If we're really serious about keeping American citizens safe, 
we have to be serious about letting law enforcement work 
together to keep American citizens safe. That's not going to 
happen as long as we have these sanctuary jurisdictions that 
don't allow local law enforcement to give information to ICE.
    Sanctuary jurisdiction in Colorado, probation cannot even 
let ICE know when somebody gets taken out of jail and put on 
probation. That's someone who is convicted of a crime that's 
going out onto the street and that probation officer cannot let 
ICE know when they're going on probation.
    Mr. McClintock. Mr. Newman, my time is about to expire, but 
I would like to ask you to put in a response regarding the TPS 
and parole abuses of the past administration and what we can do 
to assure that's never done again. I'm now out of time, so if 
you could give that to us in writing, we will pay very close 
attention to it.
    Mr. Newman. Absolutely.
    Mr. McClintock. With that, I believe we are ready to 
conclude today's hearing.
    I want to thank our witnesses for appearing. I think this 
was a very illuminating hearing on both sides.

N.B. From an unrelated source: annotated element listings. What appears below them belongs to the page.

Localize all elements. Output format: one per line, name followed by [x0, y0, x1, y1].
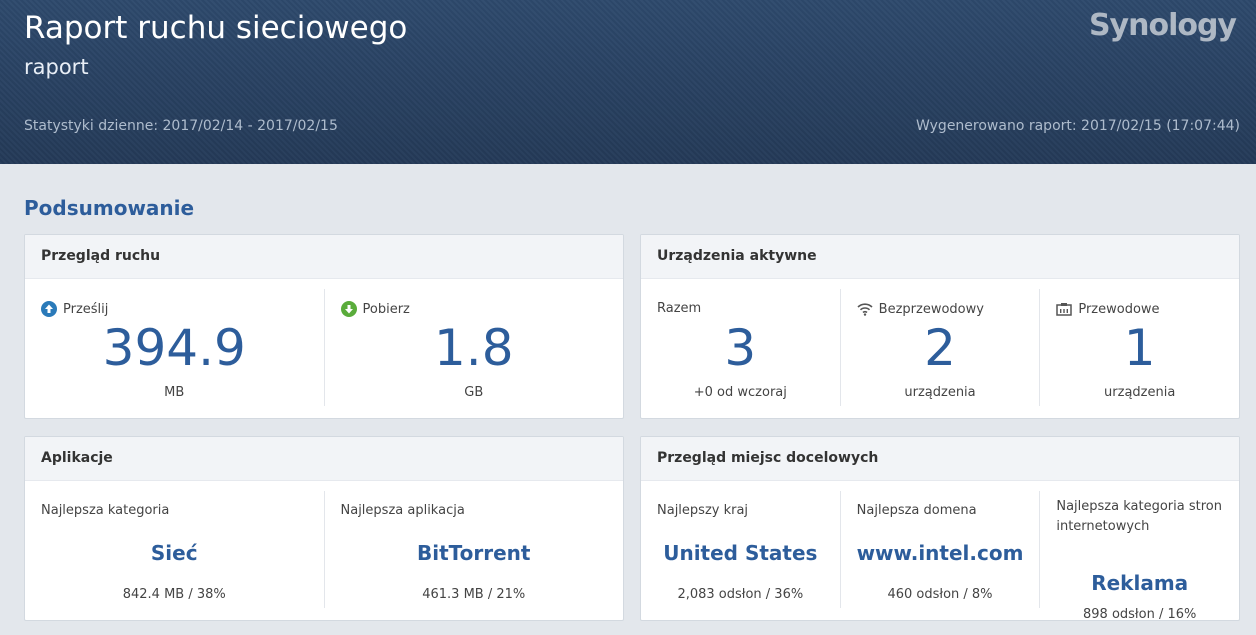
generated-timestamp: Wygenerowano raport: 2017/02/15 (17:07:4… [916, 118, 1240, 134]
devices-wireless-value: 2 [924, 319, 956, 377]
card-title: Przegląd ruchu [25, 235, 623, 279]
traffic-overview-card: Przegląd ruchu Prześlij 394.9 MB Pobierz… [24, 234, 624, 419]
devices-wired-value: 1 [1123, 319, 1156, 377]
upload-stat: Prześlij 394.9 MB [25, 289, 325, 406]
top-country-label: Najlepszy kraj [657, 503, 749, 518]
card-title: Przegląd miejsc docelowych [641, 437, 1239, 481]
section-title: Podsumowanie [24, 196, 195, 220]
upload-unit: MB [164, 385, 185, 400]
top-country-stat: Najlepszy kraj United States 2,083 odsło… [641, 491, 841, 608]
devices-total-note: +0 od wczoraj [693, 385, 787, 400]
devices-total-value: 3 [724, 319, 757, 377]
devices-wireless-note: urządzenia [904, 385, 976, 400]
arrow-down-circle-icon [340, 301, 357, 317]
top-country-note: 2,083 odsłon / 36% [677, 587, 804, 602]
top-category-label: Najlepsza kategoria [41, 503, 170, 518]
top-web-category-stat: Najlepsza kategoria stron internetowych … [1040, 491, 1239, 620]
upload-label: Prześlij [63, 301, 109, 317]
top-web-category-value: Reklama [1091, 571, 1189, 595]
devices-wired-label: Przewodowe [1078, 301, 1160, 317]
top-app-note: 461.3 MB / 21% [422, 587, 526, 602]
wifi-icon [857, 301, 873, 317]
download-stat: Pobierz 1.8 GB [325, 289, 624, 406]
page-subtitle: raport [24, 55, 89, 79]
top-country-value: United States [663, 541, 818, 565]
synology-logo: Synology [1088, 8, 1237, 43]
devices-wired-note: urządzenia [1104, 385, 1176, 400]
top-domain-label: Najlepsza domena [856, 503, 977, 518]
top-domain-stat: Najlepsza domena www.intel.com 460 odsło… [841, 491, 1041, 608]
devices-total-stat: Razem 3 +0 od wczoraj [641, 289, 841, 406]
top-domain-value: www.intel.com [856, 541, 1024, 565]
devices-wireless-stat: Bezprzewodowy 2 urządzenia [841, 289, 1041, 406]
ethernet-icon [1056, 301, 1073, 317]
report-header: Raport ruchu sieciowego raport Statystyk… [0, 0, 1256, 164]
page-title: Raport ruchu sieciowego [24, 10, 408, 46]
logo-text: Synology [1088, 8, 1237, 43]
applications-card: Aplikacje Najlepsza kategoria Sieć 842.4… [24, 436, 624, 621]
download-unit: GB [464, 385, 484, 400]
top-app-stat: Najlepsza aplikacja BitTorrent 461.3 MB … [325, 491, 624, 608]
active-devices-card: Urządzenia aktywne Razem 3 +0 od wczoraj… [640, 234, 1240, 419]
top-category-stat: Najlepsza kategoria Sieć 842.4 MB / 38% [25, 491, 325, 608]
devices-total-label: Razem [657, 301, 702, 316]
card-title: Urządzenia aktywne [641, 235, 1239, 279]
stats-date-range: Statystyki dzienne: 2017/02/14 - 2017/02… [24, 118, 338, 134]
destinations-card: Przegląd miejsc docelowych Najlepszy kra… [640, 436, 1240, 621]
top-domain-note: 460 odsłon / 8% [887, 587, 993, 602]
arrow-up-circle-icon [41, 301, 57, 317]
devices-wired-stat: Przewodowe 1 urządzenia [1040, 289, 1239, 406]
top-app-value: BitTorrent [417, 541, 531, 565]
top-app-label: Najlepsza aplikacja [340, 503, 465, 518]
upload-value: 394.9 [102, 319, 246, 377]
download-label: Pobierz [362, 301, 410, 317]
top-web-category-note: 898 odsłon / 16% [1083, 607, 1197, 621]
top-category-value: Sieć [150, 541, 198, 565]
card-title: Aplikacje [25, 437, 623, 481]
top-category-note: 842.4 MB / 38% [122, 587, 226, 602]
download-value: 1.8 [433, 319, 514, 377]
devices-wireless-label: Bezprzewodowy [878, 301, 984, 317]
top-web-category-label: Najlepsza kategoria stron internetowych [1056, 499, 1222, 534]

    Without objection, all Members will have five legislative 
days to submit additional written questions for the witnesses 
or additional material for the record.
    With that, and without objection, the hearing is adjourned.
    [Whereupon, at 12:46 p.m., the Subcommittee was adjourned.]

    All materials submitted for the record by the Members of 
the Subcommittee on Immigration Integrity, Security, and 
Enforce-
ment can be found at the following links: https://
docs.house.gov/
Committee/Calendar/ByEvent.aspx?EventID=117827.